Nos tempos do machismo

Agora que comportamentos machistas são amplamente discutidos na sociedade entre outros com movimentos deflagradores como o “me too” por exemplo, me veio a mente uma passagem da vida da minha finada tia que ilustra os estragos que o machismo, a misoginia e todo tipo de intolerância traz à vida das pessoas.

Ah, antes de contar, um adendo, uma sugestão de filme, especificamente de um filme nacional, “A vida invisível” de Karim Aïnouz filme indicado pelo Brasil para concorrer ao Oscar de melhor filme em língua não inglesa, eu me lembro que quando estava assistindo ao filme no cinema, imediatamente lembrei-me da minha tia, naquela época ainda viva e fiquei pensando, como o machismo destruiu com a vida e com os sonhos de tantas mulheres no passado, se as mulheres celebram algumas conquistas hoje, saibam as coisas eram muito piores no passado.

Vamos à história então:

Na década de 50 no extremo norte de Minas Gerais, cidades como conhecemos hoje eram quase que inexistentes, eram quando muito um mal-ajambrado de casas em volta de uma igrejinha. Foi numa dessas que minha mãe se casou no ano de 1953, ela lembra que assim que chegou na casinha nova, depois do casamento, ela riscou num canto da parede de adobe o ano de 1953. Enquanto o ano de 1953 marcava uma nova vida pra minha mãe, aquele ano pra minha tia (irmã da minha mãe) foi fatídico, porque foi também o ano em que ela se casou, mas não só isso, minha mãe e minha tia se casaram ambas no mesmo dia, na mesma igreja, ambas com dois irmãos da cidade vizinha de Montezuma, incrível não? Eu tenho certeza que um casamento desses seria como se tivesse saído da cena de um filme romântico de época, deve ter sido algo muito bonito de se ver, já imaginou?

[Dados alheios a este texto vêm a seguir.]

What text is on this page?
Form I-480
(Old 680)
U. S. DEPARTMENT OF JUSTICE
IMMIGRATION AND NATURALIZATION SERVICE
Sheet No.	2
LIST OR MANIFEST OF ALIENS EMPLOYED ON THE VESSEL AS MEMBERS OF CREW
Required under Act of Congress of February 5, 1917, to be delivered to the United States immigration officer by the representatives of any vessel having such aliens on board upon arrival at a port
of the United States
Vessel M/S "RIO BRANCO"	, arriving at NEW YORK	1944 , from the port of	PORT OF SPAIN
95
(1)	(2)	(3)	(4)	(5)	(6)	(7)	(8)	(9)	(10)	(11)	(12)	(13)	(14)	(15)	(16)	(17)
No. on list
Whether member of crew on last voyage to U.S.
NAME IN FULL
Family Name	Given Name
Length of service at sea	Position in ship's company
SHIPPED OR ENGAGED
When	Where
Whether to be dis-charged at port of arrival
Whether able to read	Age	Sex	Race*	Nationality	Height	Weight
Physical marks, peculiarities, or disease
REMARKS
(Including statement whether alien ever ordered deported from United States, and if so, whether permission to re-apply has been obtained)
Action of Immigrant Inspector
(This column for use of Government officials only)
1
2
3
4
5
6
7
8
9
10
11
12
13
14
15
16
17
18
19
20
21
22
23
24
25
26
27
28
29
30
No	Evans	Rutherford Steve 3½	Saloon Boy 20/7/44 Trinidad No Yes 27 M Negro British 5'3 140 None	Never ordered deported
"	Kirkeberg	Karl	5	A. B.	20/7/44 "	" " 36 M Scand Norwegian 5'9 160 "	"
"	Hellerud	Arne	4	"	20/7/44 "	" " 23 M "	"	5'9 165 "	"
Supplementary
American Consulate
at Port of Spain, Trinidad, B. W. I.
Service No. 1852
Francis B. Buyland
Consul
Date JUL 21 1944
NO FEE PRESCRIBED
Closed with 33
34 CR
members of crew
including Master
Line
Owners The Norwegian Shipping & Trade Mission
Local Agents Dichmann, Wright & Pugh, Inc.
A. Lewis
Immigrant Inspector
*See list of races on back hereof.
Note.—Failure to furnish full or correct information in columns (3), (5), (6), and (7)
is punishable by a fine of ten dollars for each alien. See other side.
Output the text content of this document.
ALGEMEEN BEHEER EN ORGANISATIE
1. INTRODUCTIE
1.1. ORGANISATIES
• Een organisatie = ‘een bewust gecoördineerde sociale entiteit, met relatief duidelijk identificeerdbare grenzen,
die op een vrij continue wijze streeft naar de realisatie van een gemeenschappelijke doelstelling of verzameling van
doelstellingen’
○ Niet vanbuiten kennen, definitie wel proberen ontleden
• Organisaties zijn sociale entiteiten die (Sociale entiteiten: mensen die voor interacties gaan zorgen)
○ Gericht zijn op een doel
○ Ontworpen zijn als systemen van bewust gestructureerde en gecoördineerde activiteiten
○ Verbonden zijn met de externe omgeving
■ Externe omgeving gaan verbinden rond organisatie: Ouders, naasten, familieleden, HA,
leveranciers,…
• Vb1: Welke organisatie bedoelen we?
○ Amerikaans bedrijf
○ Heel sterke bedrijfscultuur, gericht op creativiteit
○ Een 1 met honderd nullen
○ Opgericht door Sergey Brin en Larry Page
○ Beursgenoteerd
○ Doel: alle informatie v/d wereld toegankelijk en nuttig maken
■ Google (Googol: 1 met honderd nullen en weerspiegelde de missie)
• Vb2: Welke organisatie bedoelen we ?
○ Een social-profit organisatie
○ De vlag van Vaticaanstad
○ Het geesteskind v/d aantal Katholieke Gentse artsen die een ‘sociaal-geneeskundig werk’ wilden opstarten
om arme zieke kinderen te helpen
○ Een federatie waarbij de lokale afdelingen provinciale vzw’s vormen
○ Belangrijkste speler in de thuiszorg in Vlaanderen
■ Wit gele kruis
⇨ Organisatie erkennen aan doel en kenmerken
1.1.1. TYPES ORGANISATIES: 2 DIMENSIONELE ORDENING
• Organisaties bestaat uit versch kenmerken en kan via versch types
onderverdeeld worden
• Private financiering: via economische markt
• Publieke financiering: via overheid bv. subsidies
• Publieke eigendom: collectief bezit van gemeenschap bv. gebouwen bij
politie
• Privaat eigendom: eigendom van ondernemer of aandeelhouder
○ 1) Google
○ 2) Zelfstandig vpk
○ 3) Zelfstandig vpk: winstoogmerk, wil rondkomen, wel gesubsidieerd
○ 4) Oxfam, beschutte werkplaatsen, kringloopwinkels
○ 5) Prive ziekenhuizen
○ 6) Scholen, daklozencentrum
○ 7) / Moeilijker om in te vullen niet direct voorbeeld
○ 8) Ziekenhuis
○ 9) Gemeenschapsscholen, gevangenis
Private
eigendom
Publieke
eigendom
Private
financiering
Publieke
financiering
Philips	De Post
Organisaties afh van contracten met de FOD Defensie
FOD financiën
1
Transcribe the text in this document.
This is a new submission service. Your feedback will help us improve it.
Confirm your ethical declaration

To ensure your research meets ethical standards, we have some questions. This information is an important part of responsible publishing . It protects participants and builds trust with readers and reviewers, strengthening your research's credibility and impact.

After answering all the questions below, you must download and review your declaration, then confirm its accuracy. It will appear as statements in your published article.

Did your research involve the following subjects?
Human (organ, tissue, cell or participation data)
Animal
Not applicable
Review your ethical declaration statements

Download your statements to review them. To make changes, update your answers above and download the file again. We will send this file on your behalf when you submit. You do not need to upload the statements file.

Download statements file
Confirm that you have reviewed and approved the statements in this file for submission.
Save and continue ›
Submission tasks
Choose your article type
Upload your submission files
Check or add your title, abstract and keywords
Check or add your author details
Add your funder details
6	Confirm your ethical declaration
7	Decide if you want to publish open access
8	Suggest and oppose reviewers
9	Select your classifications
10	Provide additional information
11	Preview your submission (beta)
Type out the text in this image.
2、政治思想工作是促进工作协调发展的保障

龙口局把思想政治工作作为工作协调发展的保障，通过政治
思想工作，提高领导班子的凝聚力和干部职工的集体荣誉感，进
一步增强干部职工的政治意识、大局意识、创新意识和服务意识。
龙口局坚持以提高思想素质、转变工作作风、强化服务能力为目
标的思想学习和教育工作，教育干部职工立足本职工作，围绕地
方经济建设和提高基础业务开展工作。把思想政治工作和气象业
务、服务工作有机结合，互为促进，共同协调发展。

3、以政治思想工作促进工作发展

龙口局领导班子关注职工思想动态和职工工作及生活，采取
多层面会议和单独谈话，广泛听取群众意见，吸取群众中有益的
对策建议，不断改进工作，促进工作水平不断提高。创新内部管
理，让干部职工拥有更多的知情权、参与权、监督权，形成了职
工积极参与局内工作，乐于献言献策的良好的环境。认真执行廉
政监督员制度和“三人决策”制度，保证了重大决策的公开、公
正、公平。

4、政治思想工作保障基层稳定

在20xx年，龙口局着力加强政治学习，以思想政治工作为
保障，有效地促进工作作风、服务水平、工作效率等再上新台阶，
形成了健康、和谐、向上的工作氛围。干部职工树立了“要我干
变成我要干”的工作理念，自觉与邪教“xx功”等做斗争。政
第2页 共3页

Só que o desenrolar disso tudo... Que infelicidade!

Noite de núpcias!

Na noite de núpcias meu tio, no alto de toda a sua sabedoria, coube a ele dar o seu veredicto, o seu parecer de homem vivido e experiente nas coisas da vida, ele não havia encontrado sinal de virgindade na minha tia.

Fiquei tentando imaginar o diálogo que houve entre eles:

-senti que você tava gemendo, eu ouvi, você tentou tapar a boca mas eu percebi, você é experiente, cê já fez isso com outros.

-Eu nunca fiz isso, acredite em mim, você estava me fazendo feliz! Tava gostoso, só isso! O que você queria que eu fizesse? Chorasse?

-Isso não é coisa de mulher direita sentir, é coisa de mulher da vida!

-E o que você sabe disso? Já se deitou com essas mulheres?

-Que pergunta besta, é claro que sim, eu sou homem, essas mulheres existem pra isso!...

-Por que elas podem sentir prazer e eu não? Eu não entendo isso!

-Porque é coisa de mulher vagabunda, imoral...

-Essas mulheres não tem o mesmo corpo que eu?

-Isso não importa e ademais...

-E ademais o quê?

-Tem outra coisa que é muito mais grave, eu percebi que não saiu sangue, nenhuma gota, o lençol tá limpo que só...Como explica isso Maria?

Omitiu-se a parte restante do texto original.